The temples stand directly above the garden, and the destiny of the three are linked. Originally, the Aniene river plunged out of Neptune’s Grotto, a fissure in the rocks directly beneath the temples, causing havoc in the plain below whenever the river burst its banks. On 17 November 1826 a bad flood destroyed much of the town and the ruling Pope Pius VIII decided that something had to be done. A daring solution was eventually proposed by Italian architect Clemente Folchi, who altered the course of the river, channelling it into twin 280m-long tunnels dug through the nearby Mt Catullo. Pius’ successor, Gregorio XVI, presided over the lavish inauguration ceremony, which featured a spectacular display of fireworks issuing like flames from the tunnels’ mouths. Later, the project became part of a hydro-electric system that made Tivoli the first Italian town to have electric lights.

You have to be fairly fit to descend into the depths of the park, and comfortable, non-slip shoes are a must. It is all flights of steep stone steps, uneven ground and twists and turns. However, the experience is worth the slog. Panoramic terraces give onto spectacular views. You pass places of interest, such as the ruins of the first-century Roman Villa of Manlio Volpiscus, described in rapturous terms by Roman writers Horace and Statius. Walk through the spooky Percorso Moillis, a passage cut through the side of the rock in 1809 to give artists and other visitors easier access to the chasm. Hitherto, they had had to be lowered down on ropes.

These days, paths run right down to the bottom, known as the “Valley of Hell” and traversed by a series of pools and rivulets, fed by the waterfall crashing down from above. The hauntingly beautiful “Mermaids’ Cave”, so-named by French artist Louis Ducros, channels the water into a crystal-clear rock pool and then off into further unseen depths.

By the time you have finished the hour and a half tour, you’ll be glad of some kind of refreshment, which you can have either at the FAI-run bar beside the Tibertus Temple or at the adjacent Michelin-starred Sibilla restaurant, which is one of the oldest restaurants in the world and a site in its own right.

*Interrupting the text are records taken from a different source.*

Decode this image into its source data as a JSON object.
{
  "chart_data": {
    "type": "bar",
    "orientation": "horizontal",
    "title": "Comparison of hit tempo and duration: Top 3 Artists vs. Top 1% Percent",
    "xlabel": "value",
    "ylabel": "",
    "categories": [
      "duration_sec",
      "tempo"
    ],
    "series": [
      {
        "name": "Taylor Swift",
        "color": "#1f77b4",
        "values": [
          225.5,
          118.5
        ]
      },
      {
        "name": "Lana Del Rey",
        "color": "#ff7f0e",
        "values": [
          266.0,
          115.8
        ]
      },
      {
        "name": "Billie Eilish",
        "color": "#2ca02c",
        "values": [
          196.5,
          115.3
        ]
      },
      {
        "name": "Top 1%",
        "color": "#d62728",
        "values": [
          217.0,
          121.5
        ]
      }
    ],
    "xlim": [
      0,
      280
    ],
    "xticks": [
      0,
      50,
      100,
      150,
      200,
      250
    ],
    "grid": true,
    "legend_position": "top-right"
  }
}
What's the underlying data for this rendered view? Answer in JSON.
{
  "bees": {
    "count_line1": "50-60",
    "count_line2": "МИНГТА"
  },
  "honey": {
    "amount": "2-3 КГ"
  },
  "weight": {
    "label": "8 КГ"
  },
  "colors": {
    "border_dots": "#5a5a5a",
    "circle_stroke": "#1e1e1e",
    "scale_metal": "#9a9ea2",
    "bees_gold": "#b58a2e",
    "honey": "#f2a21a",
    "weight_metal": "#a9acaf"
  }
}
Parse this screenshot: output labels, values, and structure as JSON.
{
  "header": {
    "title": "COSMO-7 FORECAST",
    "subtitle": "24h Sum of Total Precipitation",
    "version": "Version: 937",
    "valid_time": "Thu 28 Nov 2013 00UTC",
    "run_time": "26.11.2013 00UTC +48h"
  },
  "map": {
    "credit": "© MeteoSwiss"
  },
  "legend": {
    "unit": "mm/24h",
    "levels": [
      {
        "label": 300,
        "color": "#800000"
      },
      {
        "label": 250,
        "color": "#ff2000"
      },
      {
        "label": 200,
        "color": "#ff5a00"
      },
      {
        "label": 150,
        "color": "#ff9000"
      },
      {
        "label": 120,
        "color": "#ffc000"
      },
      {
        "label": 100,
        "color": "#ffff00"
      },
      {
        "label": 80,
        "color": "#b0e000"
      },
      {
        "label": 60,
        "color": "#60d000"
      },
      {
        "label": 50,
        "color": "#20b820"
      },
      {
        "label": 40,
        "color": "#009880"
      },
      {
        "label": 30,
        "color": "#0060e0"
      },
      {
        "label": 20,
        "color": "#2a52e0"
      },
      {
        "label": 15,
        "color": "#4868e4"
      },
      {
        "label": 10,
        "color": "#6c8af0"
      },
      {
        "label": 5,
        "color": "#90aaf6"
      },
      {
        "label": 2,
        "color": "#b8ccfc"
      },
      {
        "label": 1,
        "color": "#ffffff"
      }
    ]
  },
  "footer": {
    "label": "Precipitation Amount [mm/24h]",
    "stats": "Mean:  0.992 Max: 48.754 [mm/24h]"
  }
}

Its spacious terrace beside the circular Temple of the Sybil overlooks the waterfall and is shaded by an enormous, 200 year-old wisteria. The walls are covered with marble plaques commemorating the visits of the crowned heads of Europe and other eminent guests. To mention just a few: Charles and Elizabeth, Prince and Princess of Prussia came with Princess Margherita of Savoy in 1877, the Queen of Sweden was here in 1918, the Infante of Spain dined in 1969, Princess Margaret of Britain (the present queen’s late sister) in 1965, and in 1999 Duchess Zelda Marzec, Grand Dame of the Order of Malta, celebrated her birthday here.

The restaurant has belonged to the La Caita-Frittella family since 1980. The present generation, Simone Frittella and Andrea La Caita, are keen on promoting local produce and regional specialities and offer a choice of set lunch menus, very reasonably priced.

Villa Gregoriana is open 1-31 March 10.00-14.00 (Sun and holidays 10.00-16.00), 1 Apr-15 Oct 10.00-18.30, 16 Oct-30 Nov 10.00-14.30 (Sun and holidays 10.00-16.00). Last entrance an hour before closing. Mon closed, except when a public holiday. Tickets €5 (children €2.50, families €12). FAI and British National Trust Members free of charge.